Session 115: Heretical Destructions: Incitement and Symbolic Violence

Monday 13 July 2009, 11.15-12.45

Moderator/Chair:James R. Simpson, Centre for Medieval & Renaissance Studies, University of Glasgow
Paper 115-aMoving Violence: Images of Persecution in Late Medieval Art
(Language: English)
Assaf Pinkus, Department of Art History, Tel Aviv University
Index terms: Art History - Sculpture, Hagiography, Mentalities, Social History
Paper 115-bThe Destruction of Heretical Books
(Language: English)
Alexander Murray, University College, University of Oxford
Index terms: Ecclesiastical History, Religious Life
Abstract

This session deals with the place of public violence against minority groups - incitement, images, or symbolic acts.

Paper -a:
14th-century sculpture reveals a wide range of realistic, detailed, and extreme violence: decapitation, split skulls, severed limbs, mutilated sexual organs etc.

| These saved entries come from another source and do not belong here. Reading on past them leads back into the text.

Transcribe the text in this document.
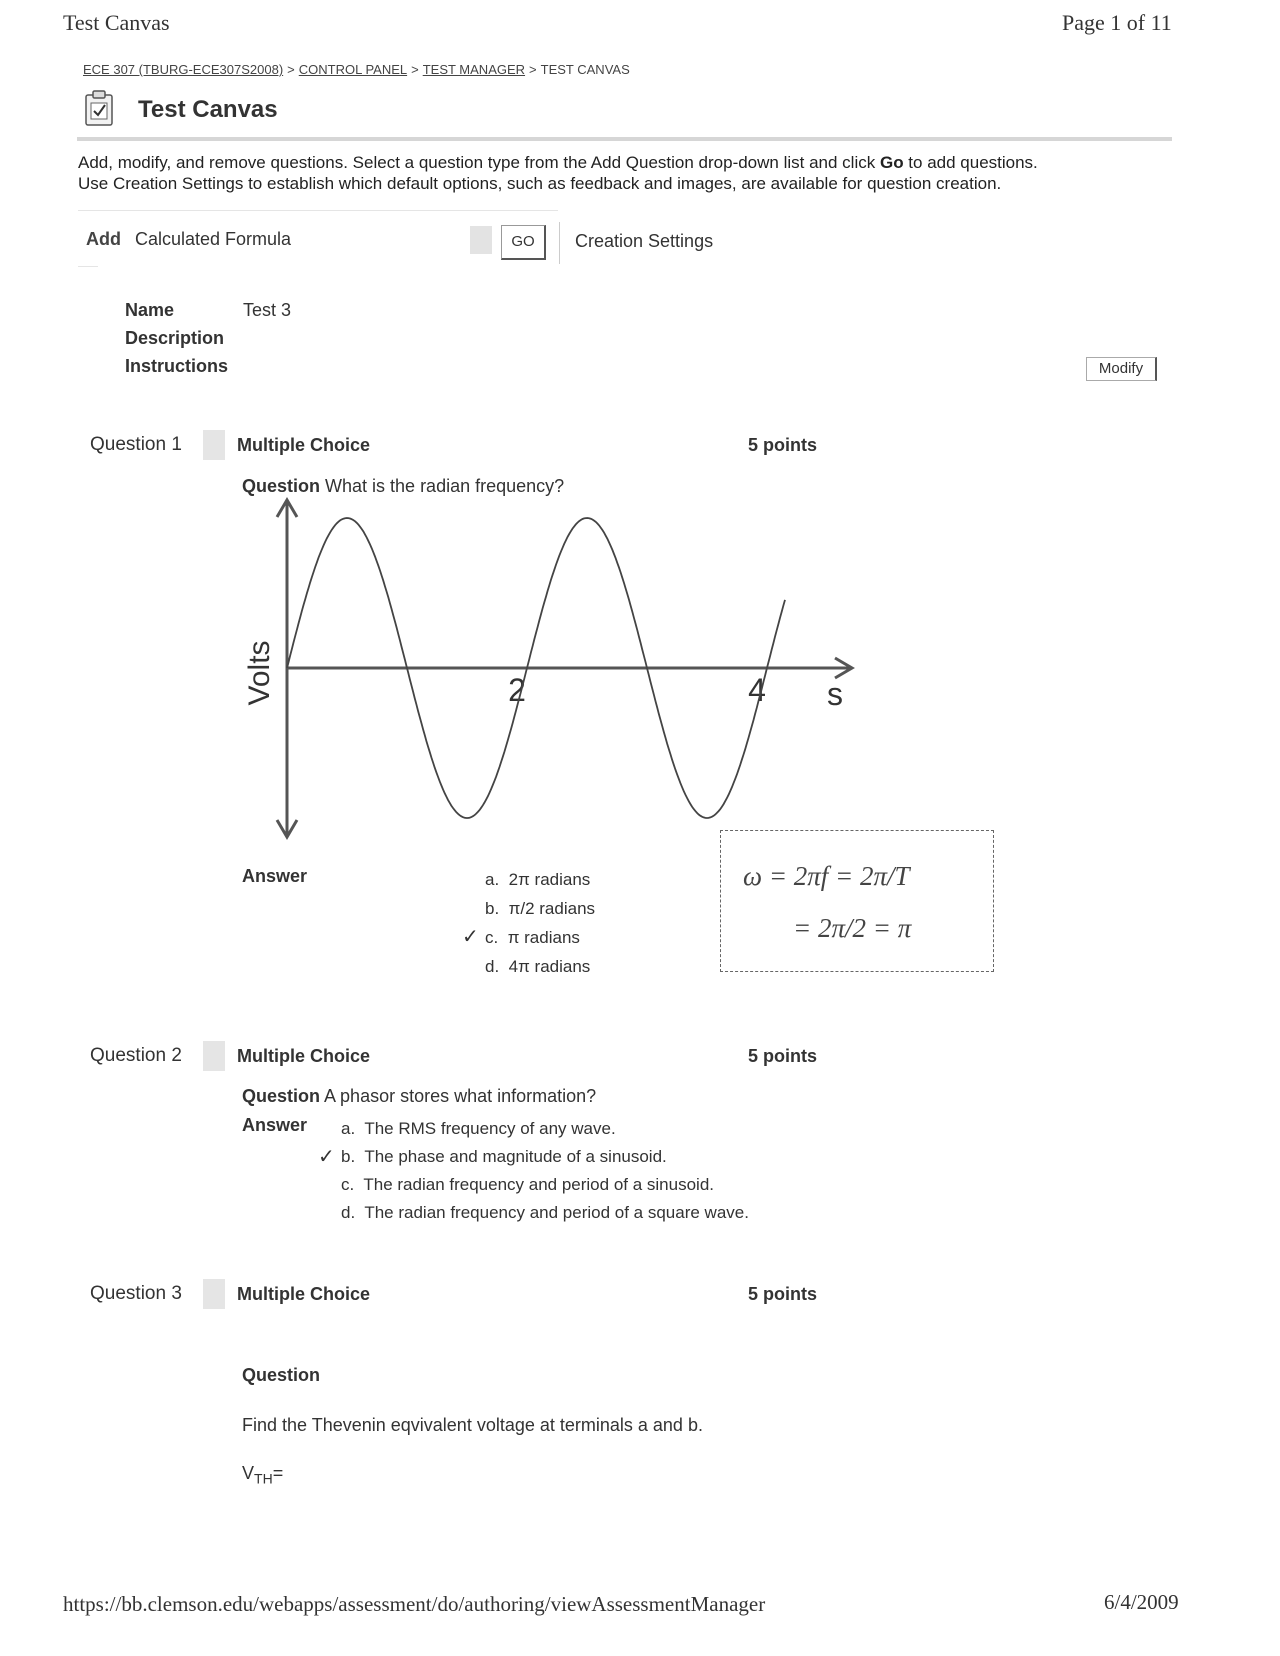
Test Canvas	Page 1 of 11
ECE 307 (TBURG-ECE307S2008) > CONTROL PANEL > TEST MANAGER > TEST CANVAS
Test Canvas
Add, modify, and remove questions. Select a question type from the Add Question drop-down list and click Go to add questions.
Use Creation Settings to establish which default options, such as feedback and images, are available for question creation.
Add Calculated Formula	GO	Creation Settings
Name	Test 3
Description
Instructions	Modify
Question 1	Multiple Choice	5 points
Question What is the radian frequency?
Volts	2	4 s
Answer
✓
a. 2π radians
b. π/2 radians
c. π radians
d. 4π radians
ω = 2πf = 2π/T
= 2π/2 = π
Question 2	Multiple Choice	5 points
Question A phasor stores what information?
Answer
✓
a. The RMS frequency of any wave.
b. The phase and magnitude of a sinusoid.
c. The radian frequency and period of a sinusoid.
d. The radian frequency and period of a square wave.
Question 3	Multiple Choice	5 points
Question
Find the Thevenin eqvivalent voltage at terminals a and b.
$V_{TH}=$
https://bb.clemson.edu/webapps/assessment/do/authoring/viewAssessmentManager	6/4/2009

Whereas earlier studies of violence have focused mainly on illuminated manuscripts and gender issues, or on allegorical stylized representations (combating monsters, fighting knights, the damned in Hell, etc.), this talk engages with a monumental public art of violence, which has never been documented before. Was this brutalism encoded in the scriptures or in social reality? Was it designed to evoke vicarious empathy, or rejection? What was the sensibility of the viewer to such imagery? And finally - what was the aesthetics of late medieval violence?